Is fibromyalgia progressive? The medical profession doesn’t class it as a progressive or degenerative condition, but with long and frequent flare ups recurring over and over again it’s no wonder many of us feel like things are getting worse over time.
Although your body may not technically be deteriorating, it can feel like your quality of life is getting progressively worse. You can’t do the things you used to and the irregularity of the condition prevents you from finding the routine and consistency you crave.
In fact, with symptoms changing day to day, it’s almost like having to come terms with your limitations all over again.

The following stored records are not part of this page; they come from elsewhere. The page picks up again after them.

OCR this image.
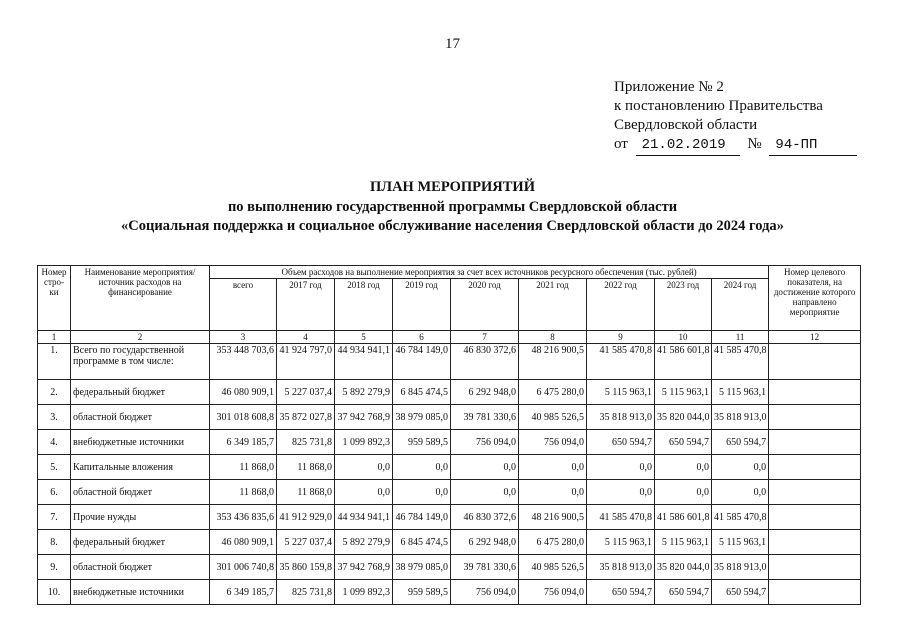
17
Приложение № 2
к постановлению Правительства
Свердловской области
от 21.02.2019 № 94-ПП
ПЛАН МЕРОПРИЯТИЙ
по выполнению государственной программы Свердловской области
«Социальная поддержка и социальное обслуживание населения Свердловской области до 2024 года»
Номер стро-ки	Наименование мероприятия/ источник расходов на финансирование	Объем расходов на выполнение мероприятия за счет всех источников ресурсного обеспечения (тыс. рублей)									Номер целевого показателя, на достижение которого направлено мероприятие
		всего	2017 год	2018 год	2019 год	2020 год	2021 год	2022 год	2023 год	2024 год	
1	2	3	4	5	6	7	8	9	10	11	12
1.	Всего по государственной программе в том числе:	353 448 703,6	41 924 797,0	44 934 941,1	46 784 149,0	46 830 372,6	48 216 900,5	41 585 470,8	41 586 601,8	41 585 470,8	
2.	федеральный бюджет	46 080 909,1	5 227 037,4	5 892 279,9	6 845 474,5	6 292 948,0	6 475 280,0	5 115 963,1	5 115 963,1	5 115 963,1	
3.	областной бюджет	301 018 608,8	35 872 027,8	37 942 768,9	38 979 085,0	39 781 330,6	40 985 526,5	35 818 913,0	35 820 044,0	35 818 913,0	
4.	внебюджетные источники	6 349 185,7	825 731,8	1 099 892,3	959 589,5	756 094,0	756 094,0	650 594,7	650 594,7	650 594,7	
5.	Капитальные вложения	11 868,0	11 868,0	0,0	0,0	0,0	0,0	0,0	0,0	0,0	
6.	областной бюджет	11 868,0	11 868,0	0,0	0,0	0,0	0,0	0,0	0,0	0,0	
7.	Прочие нужды	353 436 835,6	41 912 929,0	44 934 941,1	46 784 149,0	46 830 372,6	48 216 900,5	41 585 470,8	41 586 601,8	41 585 470,8	
8.	федеральный бюджет	46 080 909,1	5 227 037,4	5 892 279,9	6 845 474,5	6 292 948,0	6 475 280,0	5 115 963,1	5 115 963,1	5 115 963,1	
9.	областной бюджет	301 006 740,8	35 860 159,8	37 942 768,9	38 979 085,0	39 781 330,6	40 985 526,5	35 818 913,0	35 820 044,0	35 818 913,0	
10.	внебюджетные источники	6 349 185,7	825 731,8	1 099 892,3	959 589,5	756 094,0	756 094,0	650 594,7	650 594,7	650 594,7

It’s not all doom and gloom though. Here are five things you can do to delay the flare-ups and limit that feeling of degeneration.
1. Keep Track of Your Flares
It’s important that you really get to know your body and how it reacts because every fibromyalgia patient experiences something different. It’s tempting to put your faith in the medical community then sit back and watch, but those of you who have suffered for many years know your doctor can only help you so much and after that it’s down to you – a thought I find both empowering and frustrating.
Start recording your activity in a diary and make sure you make a note of your flare ups. This can be tedious but you’ll start to notice patterns you hadn’t been aware of that can help you predict (and sometimes even avoid) your flare ups.
2. Pace Yourself
You know it’s important to keep active but it’s equally important not to push yourself, and this careful balance is tricky business.
Fibromyalgia patients have a tendency to squeeze as much as possible in to a ‘good day’, only to find that flare ups became more frequent or more intense. You push yourself until you crash and eventually your ‘good days’ really aren’t as good as they used to be.
Take your time, slow down and find a consistent level of activity that won’t throw your body into fits and flares. What this means for each of you will vary depending on your body but here are some suggestions:
- Look at how often you’re active each month and halve it. I realized I was busy every weekend and never had chance to rest, so I now keep two weekends free every month. The more exhausted you are the less equipped you are to cope with the pain, so be strict with yourself; don’t give in and agree to do something on one of those rest days.
- Substitute activities that stretch or frustrate you for those that are easier on your body and therefore easier on your mind, such as changing to a softer form of exercise or meeting friends at a location that’s easier for you.